Oh, and there’s Barry Zito at 3.94 and Jonathan Sanchez at 4.16 and oh, yeah, they picked up an old retread (are there any new retreads) named Brad Penny from Boston, a city obviously not to his liking. But he likes San Fran real well apparently as he’s given up just 4 whole runs in 22 innings in 3 games in September.

Gone are the days when all anybody heard about was Barry Bonds, although they still revere him there, strange as that may seem to me. But then, there’s Giambi and Arod and McGuire and Sosa and about a hundred others. Of course, they liked Bonds before we knew about all those other guys. Maybe it’s having watched all those majestic drives into the water. That would probably do it.

As luck would have it, the Giants won’t be playing at home this weekend. They’ll be in La La-land, home of the Dodgers and, oh yeah, another freak named Manny Ramirez, who seems so much less freaky since his name appeared in the steroids-yes column.

Nevertheless, the Dodgers lead in the West by 5 over the Rockies and 8 ½ over San Fran’s finest. But they’re just 3 ½ behind the Rocks for the wildcard with 16 games left to play. And that will mean 6 more starts at least for Lincecum/Cain and a guarantee that the rest won’t be easy with Zito, Sanchez and Penny going.

The relief’s not too shabby either with Brian Wilson closing and Jeremy Affeldt setting things up. Wilson looks kinda freaky too, by the way, but he’s got 34 saves and a 2.69 ERA so whos going to make a big thing about hair.

So I won’t be seeing the Giants first-hand or experiencing the thrill of AT&T Park but I shall be feeling that buzz, a buzz you feel more in smaller and less cynical markets than New York, like Denver for sure and even Chicago for that matter.

The buzz will be that much stronger as the Niners are playing Seattle at home and both teams won their openers, but the Niners did it versus last year’s NFC Super Bowl team, the Arizona Cardinals while Seattle just walked all over an overmatched Rams squad.

But it all started for these Niners against Seattle last year. That was Singletary’s finest moment for most NFL fans (but not Mike himself) as he benched his star tight end Vernon Davis at halftime and dropped his pants to make a point. And, since that game, his point seems to have been made.

“…cannot play with them, cannot win with them, cannot coach with them. Can’t do it. I want winners. I want players that want to win.” And since then, the Niners have won, going 6-3 since that game and since inserting Shaun Hill at the quarterback position.

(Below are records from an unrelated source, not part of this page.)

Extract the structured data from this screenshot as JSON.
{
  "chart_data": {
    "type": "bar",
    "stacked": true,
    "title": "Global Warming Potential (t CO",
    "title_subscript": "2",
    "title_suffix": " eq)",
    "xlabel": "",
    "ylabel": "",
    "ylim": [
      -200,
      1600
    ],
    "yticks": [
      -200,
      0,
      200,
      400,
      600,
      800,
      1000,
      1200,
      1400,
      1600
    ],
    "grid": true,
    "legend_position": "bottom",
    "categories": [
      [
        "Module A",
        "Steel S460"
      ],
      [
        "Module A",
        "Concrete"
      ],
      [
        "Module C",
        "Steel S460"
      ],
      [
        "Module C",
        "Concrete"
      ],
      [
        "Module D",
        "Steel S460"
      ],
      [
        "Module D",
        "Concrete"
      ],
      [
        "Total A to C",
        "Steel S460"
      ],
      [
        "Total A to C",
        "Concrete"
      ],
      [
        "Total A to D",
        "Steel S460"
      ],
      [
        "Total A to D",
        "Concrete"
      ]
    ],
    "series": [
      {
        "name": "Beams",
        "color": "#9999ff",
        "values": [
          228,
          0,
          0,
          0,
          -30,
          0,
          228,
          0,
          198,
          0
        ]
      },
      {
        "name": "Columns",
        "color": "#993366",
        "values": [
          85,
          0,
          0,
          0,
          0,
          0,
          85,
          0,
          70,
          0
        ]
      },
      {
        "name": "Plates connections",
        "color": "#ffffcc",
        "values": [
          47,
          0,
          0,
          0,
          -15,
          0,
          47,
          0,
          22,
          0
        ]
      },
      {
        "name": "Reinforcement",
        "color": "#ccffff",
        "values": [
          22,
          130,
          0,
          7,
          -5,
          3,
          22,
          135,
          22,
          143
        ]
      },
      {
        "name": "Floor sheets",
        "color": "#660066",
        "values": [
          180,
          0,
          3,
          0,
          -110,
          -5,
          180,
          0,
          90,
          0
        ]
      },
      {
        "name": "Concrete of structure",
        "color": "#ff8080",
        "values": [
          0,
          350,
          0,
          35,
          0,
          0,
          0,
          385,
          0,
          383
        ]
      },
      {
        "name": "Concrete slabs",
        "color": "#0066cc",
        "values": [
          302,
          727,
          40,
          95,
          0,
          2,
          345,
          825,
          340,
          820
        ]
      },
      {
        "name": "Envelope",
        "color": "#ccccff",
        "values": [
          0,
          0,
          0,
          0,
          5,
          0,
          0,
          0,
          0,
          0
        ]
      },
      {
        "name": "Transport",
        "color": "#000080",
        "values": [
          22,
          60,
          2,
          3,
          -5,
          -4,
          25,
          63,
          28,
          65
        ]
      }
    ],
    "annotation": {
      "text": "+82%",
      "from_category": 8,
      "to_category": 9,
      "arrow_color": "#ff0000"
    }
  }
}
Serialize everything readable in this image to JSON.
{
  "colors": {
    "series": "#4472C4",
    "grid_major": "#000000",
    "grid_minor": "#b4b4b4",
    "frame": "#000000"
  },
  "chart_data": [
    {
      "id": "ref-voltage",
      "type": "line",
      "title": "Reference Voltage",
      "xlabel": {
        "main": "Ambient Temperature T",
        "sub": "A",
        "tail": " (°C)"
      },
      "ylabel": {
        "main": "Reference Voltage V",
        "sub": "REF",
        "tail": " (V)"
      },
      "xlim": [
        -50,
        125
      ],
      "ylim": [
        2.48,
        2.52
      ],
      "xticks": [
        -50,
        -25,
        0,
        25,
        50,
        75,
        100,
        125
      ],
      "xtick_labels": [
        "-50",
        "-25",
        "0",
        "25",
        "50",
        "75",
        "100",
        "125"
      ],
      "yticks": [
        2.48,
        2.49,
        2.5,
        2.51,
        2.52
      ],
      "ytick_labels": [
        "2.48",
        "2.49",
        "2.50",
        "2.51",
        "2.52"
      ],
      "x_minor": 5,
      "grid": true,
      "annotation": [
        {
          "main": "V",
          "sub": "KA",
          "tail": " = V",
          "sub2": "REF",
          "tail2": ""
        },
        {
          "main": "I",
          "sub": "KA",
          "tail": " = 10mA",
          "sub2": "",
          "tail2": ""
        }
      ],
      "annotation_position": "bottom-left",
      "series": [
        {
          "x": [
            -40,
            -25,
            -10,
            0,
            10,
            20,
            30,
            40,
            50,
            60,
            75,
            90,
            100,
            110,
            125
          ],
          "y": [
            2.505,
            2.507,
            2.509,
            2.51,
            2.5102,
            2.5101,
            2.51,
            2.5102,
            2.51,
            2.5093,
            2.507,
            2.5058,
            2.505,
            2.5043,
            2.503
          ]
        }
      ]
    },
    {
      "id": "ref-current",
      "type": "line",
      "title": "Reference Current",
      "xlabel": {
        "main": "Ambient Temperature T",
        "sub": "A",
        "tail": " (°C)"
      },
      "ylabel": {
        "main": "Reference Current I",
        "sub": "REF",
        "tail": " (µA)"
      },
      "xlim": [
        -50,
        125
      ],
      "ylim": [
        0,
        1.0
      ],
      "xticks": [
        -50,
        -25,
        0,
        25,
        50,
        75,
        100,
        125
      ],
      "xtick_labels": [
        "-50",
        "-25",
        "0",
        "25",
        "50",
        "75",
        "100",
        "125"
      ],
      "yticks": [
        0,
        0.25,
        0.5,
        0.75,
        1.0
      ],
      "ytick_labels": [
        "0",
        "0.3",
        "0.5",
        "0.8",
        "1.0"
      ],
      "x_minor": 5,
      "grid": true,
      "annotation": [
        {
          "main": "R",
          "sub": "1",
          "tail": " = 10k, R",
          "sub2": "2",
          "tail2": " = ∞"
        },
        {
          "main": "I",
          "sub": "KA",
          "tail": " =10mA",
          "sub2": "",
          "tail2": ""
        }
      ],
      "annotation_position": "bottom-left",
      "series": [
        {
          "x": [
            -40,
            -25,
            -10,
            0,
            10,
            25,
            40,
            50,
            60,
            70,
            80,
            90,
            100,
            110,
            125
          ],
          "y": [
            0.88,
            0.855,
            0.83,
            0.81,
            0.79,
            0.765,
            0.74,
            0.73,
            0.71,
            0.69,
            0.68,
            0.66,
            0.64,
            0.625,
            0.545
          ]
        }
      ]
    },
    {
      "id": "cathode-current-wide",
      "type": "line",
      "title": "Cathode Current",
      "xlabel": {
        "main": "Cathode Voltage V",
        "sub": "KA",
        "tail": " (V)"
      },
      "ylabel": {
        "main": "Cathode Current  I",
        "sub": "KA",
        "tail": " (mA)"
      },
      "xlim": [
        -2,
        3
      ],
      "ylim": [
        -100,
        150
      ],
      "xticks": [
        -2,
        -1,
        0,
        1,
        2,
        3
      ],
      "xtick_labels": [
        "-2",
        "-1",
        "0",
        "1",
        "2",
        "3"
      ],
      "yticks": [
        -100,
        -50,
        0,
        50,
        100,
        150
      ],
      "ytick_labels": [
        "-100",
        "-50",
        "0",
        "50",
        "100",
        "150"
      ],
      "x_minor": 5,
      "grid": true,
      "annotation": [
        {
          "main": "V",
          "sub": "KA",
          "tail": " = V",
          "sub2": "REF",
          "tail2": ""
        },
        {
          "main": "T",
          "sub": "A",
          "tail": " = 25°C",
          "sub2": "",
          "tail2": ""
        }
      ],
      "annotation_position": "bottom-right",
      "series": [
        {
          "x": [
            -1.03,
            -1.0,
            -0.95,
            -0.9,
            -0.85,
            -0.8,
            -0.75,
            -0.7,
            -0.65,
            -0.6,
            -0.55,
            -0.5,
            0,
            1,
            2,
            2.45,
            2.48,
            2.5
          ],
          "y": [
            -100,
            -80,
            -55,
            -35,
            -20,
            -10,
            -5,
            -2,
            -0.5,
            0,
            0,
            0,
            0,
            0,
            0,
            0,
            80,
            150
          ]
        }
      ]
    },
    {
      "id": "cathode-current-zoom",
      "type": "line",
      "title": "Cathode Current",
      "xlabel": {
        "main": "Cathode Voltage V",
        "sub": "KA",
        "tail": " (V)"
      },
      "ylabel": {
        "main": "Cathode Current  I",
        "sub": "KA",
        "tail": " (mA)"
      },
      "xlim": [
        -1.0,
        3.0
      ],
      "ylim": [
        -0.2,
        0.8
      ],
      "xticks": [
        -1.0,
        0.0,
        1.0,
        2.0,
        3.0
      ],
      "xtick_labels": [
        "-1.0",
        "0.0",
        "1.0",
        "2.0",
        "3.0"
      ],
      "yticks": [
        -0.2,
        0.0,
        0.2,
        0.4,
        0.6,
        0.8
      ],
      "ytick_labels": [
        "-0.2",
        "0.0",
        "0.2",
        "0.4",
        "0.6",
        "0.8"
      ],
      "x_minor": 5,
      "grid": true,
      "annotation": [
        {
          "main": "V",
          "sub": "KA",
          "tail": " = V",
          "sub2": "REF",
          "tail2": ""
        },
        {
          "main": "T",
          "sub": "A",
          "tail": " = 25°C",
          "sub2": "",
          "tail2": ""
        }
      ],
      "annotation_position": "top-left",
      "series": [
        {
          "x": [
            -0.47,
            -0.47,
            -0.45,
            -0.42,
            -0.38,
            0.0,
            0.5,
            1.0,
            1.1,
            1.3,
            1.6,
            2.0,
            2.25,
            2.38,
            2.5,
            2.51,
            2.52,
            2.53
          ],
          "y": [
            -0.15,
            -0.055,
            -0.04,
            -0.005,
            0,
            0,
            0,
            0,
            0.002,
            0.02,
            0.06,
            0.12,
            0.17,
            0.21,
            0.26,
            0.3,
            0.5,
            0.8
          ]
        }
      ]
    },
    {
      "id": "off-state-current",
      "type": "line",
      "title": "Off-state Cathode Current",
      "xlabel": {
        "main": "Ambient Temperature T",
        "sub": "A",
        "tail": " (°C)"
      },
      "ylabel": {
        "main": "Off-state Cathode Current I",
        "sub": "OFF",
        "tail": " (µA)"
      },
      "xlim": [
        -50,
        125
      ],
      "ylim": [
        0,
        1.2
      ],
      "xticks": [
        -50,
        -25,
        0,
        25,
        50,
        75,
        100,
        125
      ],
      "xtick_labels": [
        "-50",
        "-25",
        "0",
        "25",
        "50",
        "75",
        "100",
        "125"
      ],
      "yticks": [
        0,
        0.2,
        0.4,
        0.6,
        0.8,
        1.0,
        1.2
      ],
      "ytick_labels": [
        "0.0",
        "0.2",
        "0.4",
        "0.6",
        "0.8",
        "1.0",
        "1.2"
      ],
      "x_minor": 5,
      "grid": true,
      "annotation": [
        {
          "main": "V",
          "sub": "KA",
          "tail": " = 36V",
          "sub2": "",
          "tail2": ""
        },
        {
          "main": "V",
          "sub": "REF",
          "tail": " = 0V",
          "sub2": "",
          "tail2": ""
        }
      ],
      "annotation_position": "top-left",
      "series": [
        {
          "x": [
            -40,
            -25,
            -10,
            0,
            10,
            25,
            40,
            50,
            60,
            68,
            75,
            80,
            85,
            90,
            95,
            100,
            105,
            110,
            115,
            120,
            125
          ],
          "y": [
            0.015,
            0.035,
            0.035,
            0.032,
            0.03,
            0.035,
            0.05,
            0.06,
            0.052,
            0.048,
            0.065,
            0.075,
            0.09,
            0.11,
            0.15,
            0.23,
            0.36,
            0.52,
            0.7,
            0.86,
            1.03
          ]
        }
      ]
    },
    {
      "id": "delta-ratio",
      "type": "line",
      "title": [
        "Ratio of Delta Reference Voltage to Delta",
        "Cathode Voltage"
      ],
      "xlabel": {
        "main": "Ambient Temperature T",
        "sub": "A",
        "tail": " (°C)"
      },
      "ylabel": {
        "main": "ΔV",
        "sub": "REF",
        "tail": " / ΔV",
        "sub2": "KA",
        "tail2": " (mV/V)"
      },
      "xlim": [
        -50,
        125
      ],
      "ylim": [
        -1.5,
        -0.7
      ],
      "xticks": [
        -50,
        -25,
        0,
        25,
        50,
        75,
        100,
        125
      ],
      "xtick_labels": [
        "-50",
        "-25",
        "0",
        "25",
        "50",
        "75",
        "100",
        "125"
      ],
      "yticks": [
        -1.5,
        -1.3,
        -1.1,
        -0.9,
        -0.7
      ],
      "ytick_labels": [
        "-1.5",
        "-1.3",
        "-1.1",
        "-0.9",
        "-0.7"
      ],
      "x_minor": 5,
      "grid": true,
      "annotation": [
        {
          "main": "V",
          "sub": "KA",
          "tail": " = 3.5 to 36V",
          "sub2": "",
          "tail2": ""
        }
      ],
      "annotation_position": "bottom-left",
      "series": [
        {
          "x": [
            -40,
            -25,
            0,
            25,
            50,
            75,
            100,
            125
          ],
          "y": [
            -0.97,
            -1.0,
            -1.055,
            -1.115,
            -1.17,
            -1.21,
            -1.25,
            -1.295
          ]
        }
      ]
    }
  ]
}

Ya think that doesn’t inspire SF fans? I know it inspires me, and I’ll bet it inspired at least some of those players. (Davis is now a team captain). You sure can’t point to any one guy, or even any one portion of the team, as the reason they’re winning. They just seem to be eking out these team victories.

Defense is a good part of it though and the Cards found that out last week as Kurt Warner was harrassed into mistake after mistake. The running game is part of it too, even though they couldn’t run very well against the Cards. The passing game got them the win in that one.

But that’s par for the course for this team. Whatever it takes to win from week to week, they seem to come up with. They’re my pick to win that Western Division this year, and this game against Seattle should go a long way towards deciding that one.

It’s too bad they haven’t yet been able to sign their Number 1 pick in the draft, WR Michael Crabtree, even though their offer was said to be for 5 years and 22 million, 16 of it guaranteed. Even that enormous sum is apparently low-balling a Number 10 pick overall. They supposedly are trying to appeal to the player directly. I don’t hold out too much hope for that effort, and I’d rather see them spend that money on a more established wideout.

But even the holdout might eventually work to their advantage, especially if they can manage to beat up the Seahawks a little this Sunday.

Yeah, I’m looking forward to it , almost as much as that the Jets have taken the Pats and those G-Men the Boyz.